Operadoras projetam segundo semestre positivo e acima de 2025, mas eleições e economia preocupam

Fabiano Camargo, presidente do Conselho da Braztoa, e Marina Figueiredo, presidente executiva da Braztoa. (Crédito Divulgação)

A Braztoa (Associação Brasileira das Operadoras de Turismo) identifica um cenário de vendas favorável para o segundo semestre de 2026, embora as empresas mantenham atenção sobre fatores que podem afetar tanto a demanda quanto os custos das viagens. Segundo o mais recente Boletim Braztoa 2026, metade das operadoras consultadas registra ritmo de vendas acima ou muito acima do observado no mesmo período de 2025.

Do total, 42,86% afirmam que as vendas estão acima do ano passado e 7,14% apontam desempenho muito acima. Outros 35,71% consideram o ritmo em linha com 2025. Apenas 3,57% registram resultado inferior, enquanto 10,71% ainda não conseguem avaliar o desempenho do período. A percepção positiva, no entanto, convive com um ambiente de maior incerteza. As eleições presidenciais de 2026 aparecem entre os principais fatores de preocupação das operadoras, ao lado de questões econômicas, cambiais e geopolíticas.

“Os indicadores mostram que existe demanda e que o segundo semestre começa com um ritmo positivo. Ao mesmo tempo, as operadoras estão acompanhando um cenário com muitas variáveis, desde as eleições e a economia até questões geopolíticas, cambiais e de conectividade aérea. Essa combinação exige planejamento, agilidade e capacidade de adaptação”, afirma Marina Figueiredo, presidente executiva da Braztoa.

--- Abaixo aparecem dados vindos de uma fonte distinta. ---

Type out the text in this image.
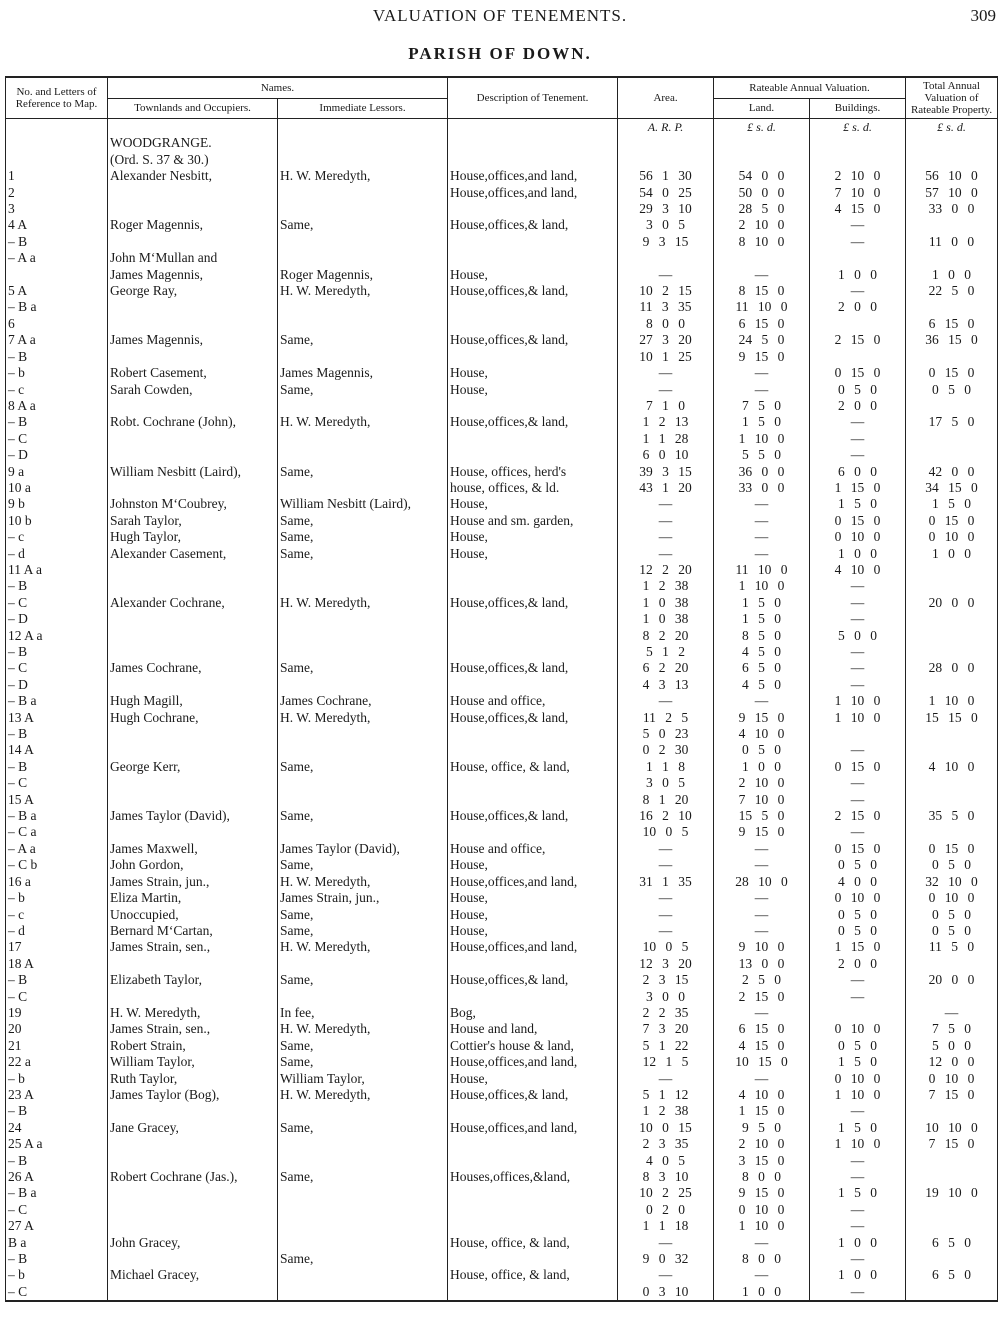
VALUATION OF TENEMENTS.	309
PARISH OF DOWN.
No. and Letters of Reference to Map.	Names.		Description of Tenement.	Area.	Rateable Annual Valuation.		Total Annual Valuation of Rateable Property.
	Townlands and Occupiers.	Immediate Lessors.			Land.	Buildings.	
				A. R. P.	£ s. d.	£ s. d.	£ s. d.
	WOODGRANGE.						
	(Ord. S. 37 & 30.)						
1	Alexander Nesbitt,	H. W. Meredyth,	House,offices,and land,	56 1 30	54 0 0	2 10 0	56 10 0
2			House,offices,and land,	54 0 25	50 0 0	7 10 0	57 10 0
3				29 3 10	28 5 0	4 15 0	33 0 0
4 A	Roger Magennis,	Same,	House,offices,& land,	3 0 5	2 10 0	—	
– B				9 3 15	8 10 0	—	11 0 0
– A a	John M‘Mullan and						
	James Magennis,	Roger Magennis,	House,	—	—	1 0 0	1 0 0
5 A	George Ray,	H. W. Meredyth,	House,offices,& land,	10 2 15	8 15 0	—	22 5 0
– B a				11 3 35	11 10 0	2 0 0	
6				8 0 0	6 15 0		6 15 0
7 A a	James Magennis,	Same,	House,offices,& land,	27 3 20	24 5 0	2 15 0	36 15 0
– B				10 1 25	9 15 0		
– b	Robert Casement,	James Magennis,	House,	—	—	0 15 0	0 15 0
– c	Sarah Cowden,	Same,	House,	—	—	0 5 0	0 5 0
8 A a				7 1 0	7 5 0	2 0 0	
– B	Robt. Cochrane (John),	H. W. Meredyth,	House,offices,& land,	1 2 13	1 5 0	—	17 5 0
– C				1 1 28	1 10 0	—	
– D				6 0 10	5 5 0	—	
9 a	William Nesbitt (Laird),	Same,	House, offices, herd's	39 3 15	36 0 0	6 0 0	42 0 0
10 a			house, offices, & ld.	43 1 20	33 0 0	1 15 0	34 15 0
9 b	Johnston M‘Coubrey,	William Nesbitt (Laird),	House,	—	—	1 5 0	1 5 0
10 b	Sarah Taylor,	Same,	House and sm. garden,	—	—	0 15 0	0 15 0
– c	Hugh Taylor,	Same,	House,	—	—	0 10 0	0 10 0
– d	Alexander Casement,	Same,	House,	—	—	1 0 0	1 0 0
11 A a				12 2 20	11 10 0	4 10 0	
– B				1 2 38	1 10 0	—	
– C	Alexander Cochrane,	H. W. Meredyth,	House,offices,& land,	1 0 38	1 5 0	—	20 0 0
– D				1 0 38	1 5 0	—	
12 A a				8 2 20	8 5 0	5 0 0	
– B				5 1 2	4 5 0	—	
– C	James Cochrane,	Same,	House,offices,& land,	6 2 20	6 5 0	—	28 0 0
– D				4 3 13	4 5 0	—	
– B a	Hugh Magill,	James Cochrane,	House and office,	—	—	1 10 0	1 10 0
13 A	Hugh Cochrane,	H. W. Meredyth,	House,offices,& land,	11 2 5	9 15 0	1 10 0	15 15 0
– B				5 0 23	4 10 0		
14 A				0 2 30	0 5 0	—	
– B	George Kerr,	Same,	House, office, & land,	1 1 8	1 0 0	0 15 0	4 10 0
– C				3 0 5	2 10 0	—	
15 A				8 1 20	7 10 0	—	
– B a	James Taylor (David),	Same,	House,offices,& land,	16 2 10	15 5 0	2 15 0	35 5 0
– C a				10 0 5	9 15 0	—	
– A a	James Maxwell,	James Taylor (David),	House and office,	—	—	0 15 0	0 15 0
– C b	John Gordon,	Same,	House,	—	—	0 5 0	0 5 0
16 a	James Strain, jun.,	H. W. Meredyth,	House,offices,and land,	31 1 35	28 10 0	4 0 0	32 10 0
– b	Eliza Martin,	James Strain, jun.,	House,	—	—	0 10 0	0 10 0
– c	Unoccupied,	Same,	House,	—	—	0 5 0	0 5 0
– d	Bernard M‘Cartan,	Same,	House,	—	—	0 5 0	0 5 0
17	James Strain, sen.,	H. W. Meredyth,	House,offices,and land,	10 0 5	9 10 0	1 15 0	11 5 0
18 A				12 3 20	13 0 0	2 0 0	
– B	Elizabeth Taylor,	Same,	House,offices,& land,	2 3 15	2 5 0	—	20 0 0
– C				3 0 0	2 15 0	—	
19	H. W. Meredyth,	In fee,	Bog,	2 2 35	—		—
20	James Strain, sen.,	H. W. Meredyth,	House and land,	7 3 20	6 15 0	0 10 0	7 5 0
21	Robert Strain,	Same,	Cottier's house & land,	5 1 22	4 15 0	0 5 0	5 0 0
22 a	William Taylor,	Same,	House,offices,and land,	12 1 5	10 15 0	1 5 0	12 0 0
– b	Ruth Taylor,	William Taylor,	House,	—	—	0 10 0	0 10 0
23 A	James Taylor (Bog),	H. W. Meredyth,	House,offices,& land,	5 1 12	4 10 0	1 10 0	7 15 0
– B				1 2 38	1 15 0	—	
24	Jane Gracey,	Same,	House,offices,and land,	10 0 15	9 5 0	1 5 0	10 10 0
25 A a				2 3 35	2 10 0	1 10 0	7 15 0
– B				4 0 5	3 15 0	—	
26 A	Robert Cochrane (Jas.),	Same,	Houses,offices,&land,	8 3 10	8 0 0	—	
– B a				10 2 25	9 15 0	1 5 0	19 10 0
– C				0 2 0	0 10 0	—	
27 A				1 1 18	1 10 0	—	
B a	John Gracey,		House, office, & land,	—	—	1 0 0	6 5 0
– B		Same,		9 0 32	8 0 0	—	
– b	Michael Gracey,		House, office, & land,	—	—	1 0 0	6 5 0
– C				0 3 10	1 0 0	—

Eleições, economia e cenário internacional

O ambiente político brasileiro é apontado pelas empresas como um dos elementos capazes de interferir no comportamento das vendas nos próximos meses. As preocupações também envolvem possíveis reflexos de instabilidades políticas e das relações diplomáticas no ambiente de negócios. Na economia, endividamento, questões fiscais, inflação, juros e câmbio estão entre os pontos acompanhados pelas operadoras. Além de influenciar o poder de compra do consumidor, essas variáveis interferem nos custos e na formação dos preços dos produtos turísticos.

Já no cenário internacional, a continuidade dos conflitos no Oriente Médio e a possibilidade de novas tensões permanecem no radar. A instabilidade também pode atingir a operação aérea, com impactos sobre preços e disponibilidade de passagens, cancelamentos, fechamento de rotas e conectividade.

Para as empresas, a atenção aos custos ganhou peso diante desse cenário. A Reforma Tributária é outro tema citado no levantamento, especialmente pelos possíveis efeitos sobre operações, margens e comercialização de produtos e serviços turísticos. Combustíveis, custos financeiros, inadimplência e mudanças regulatórias completam a lista de preocupações.

“É importante diferenciar os fatores que podem afetar a demanda daqueles que impactam diretamente a operação das empresas. O segundo semestre traz desafios nas duas frentes. Por isso, monitorar custos, legislação, câmbio e cenário econômico passa a ser tão importante quanto acompanhar o comportamento do viajante”, explica Marina.

Feriados favorecem viagens domésticas

Os feriados prolongados previstos para o segundo semestre 7 de Setembro, 12 de Outubro, Finados e Consciência Negra aparecem como uma oportunidade mais clara para o turismo nacional. De acordo com o levantamento, 44% das operadoras esperam contribuição moderada dos feriados para as vendas domésticas, enquanto 28% projetam impacto significativo. Outros 20% avaliam que a contribuição será limitada e 8% não esperam impacto relevante.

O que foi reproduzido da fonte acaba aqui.